Prior to his service in the diplomatic corps, Hatcher served as an intelligence analyst with the Department of the Treasury, Office of Intelligence and Analysis, where he focused on fighting the sources of terrorism financing. In the summer of 2004, Hatcher conducted research for the Center for East Asian Studies in Vladivostok, Russia, where he focused on Russian attitudes towards Chinese migrants. He later presented and published a paper detailing his findings, which included a scathing commentary about Russian racism and xenophobia. Prior to his research in Russia, Hatcher worked in the private sector as a business manager, and he served in the Peace Corps as a volunteer in Kazakhstan (part of the former Soviet Union) where he taught economics at the Taraz Polytechnical College in Taraz, Kazakhstan. Former Soviet officials have long been skeptical of the Peace Corps as a cover for US spies, evidenced by Russia's decision to kick out the Peace Corps in 2002.

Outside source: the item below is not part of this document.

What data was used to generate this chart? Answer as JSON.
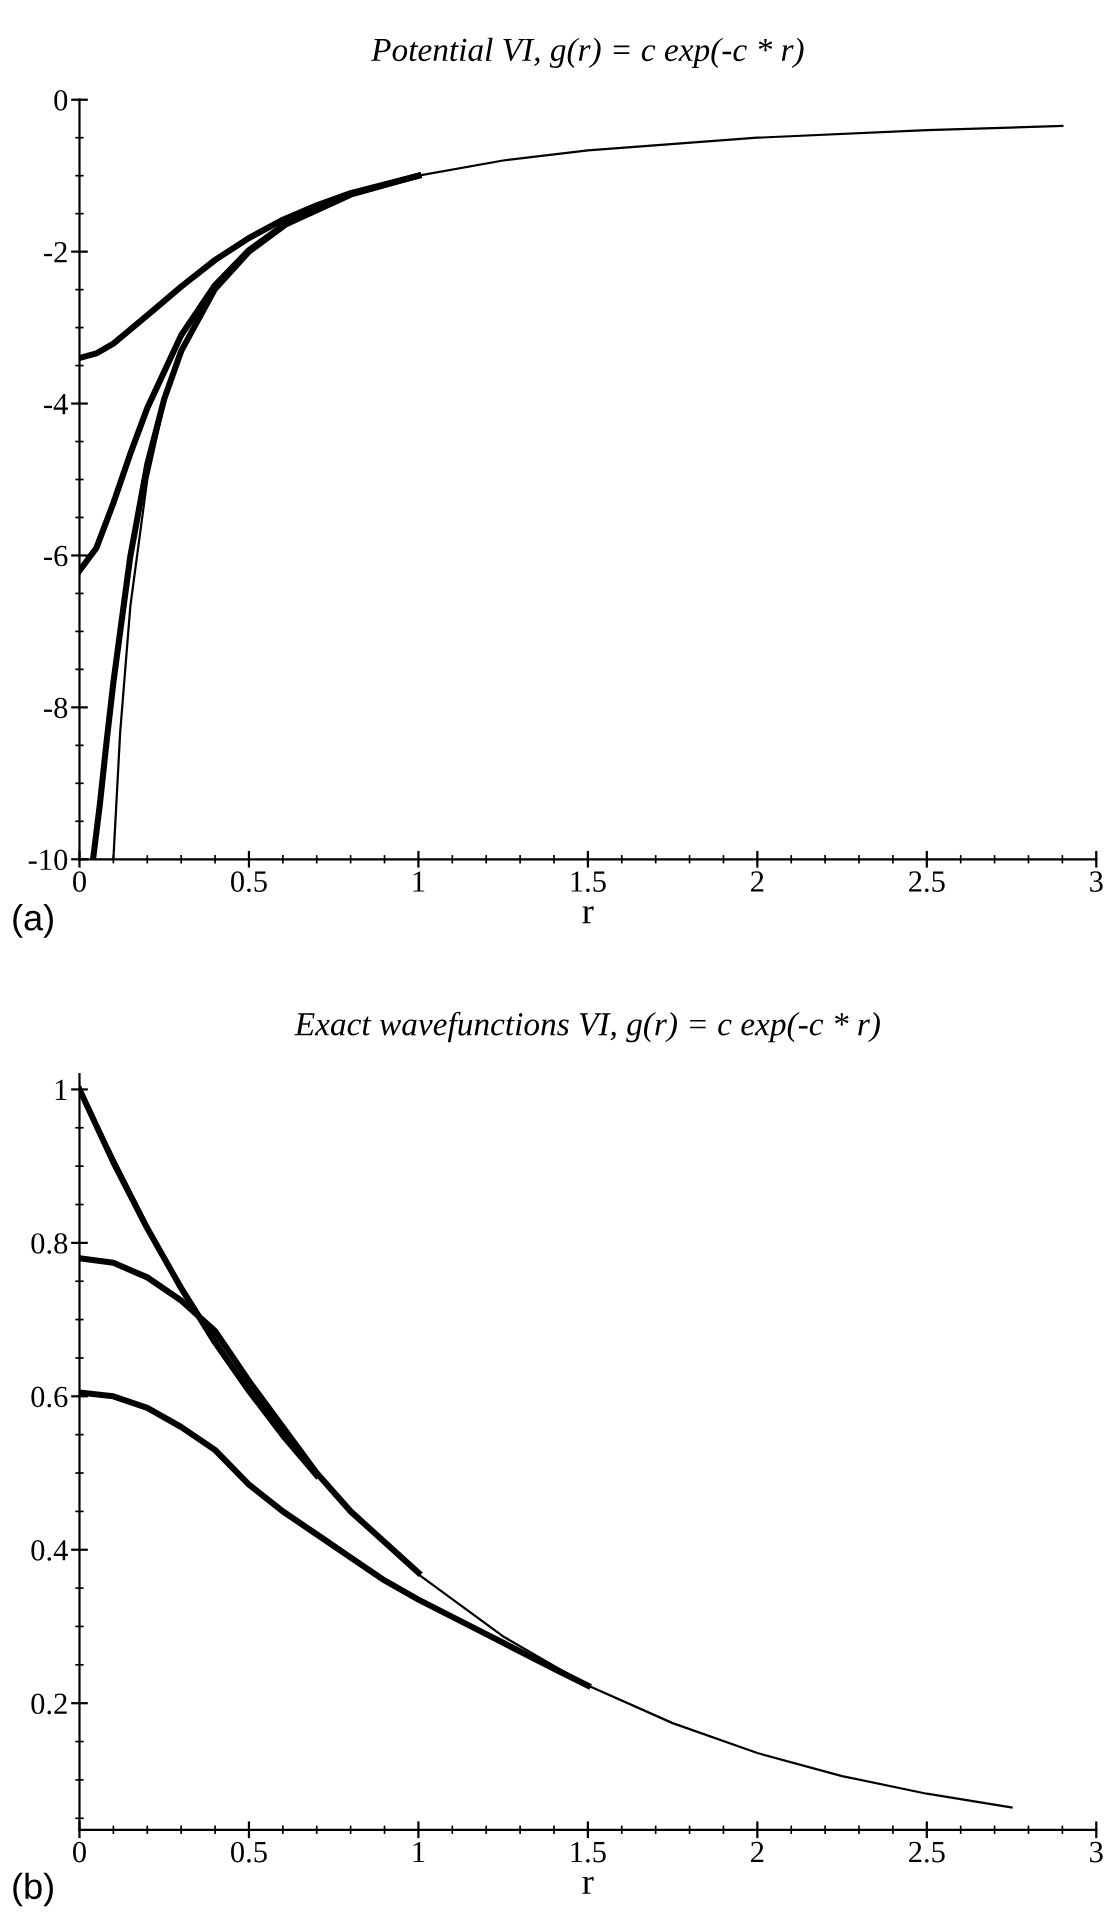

==Personal background and honors==
Hatcher hails from Nashville, Tennessee and attended Montgomery Bell Academy, famous as the source for the blockbuster film Dead Poets Society. In 1997, Hatcher graduated from the University of Georgia, which honored him as one of its top 40 under 40 graduates in 2013. In 2005, Hatcher received his masters from the Middlebury Institute of International Studies at Monterey (MIIS), where he delivered the student commencement address alongside Russian scientist Roald Sagdeev and philanthropist Susan Eisenhower. The U.S. Government honored him as a Presidential Management Fellow in 2005.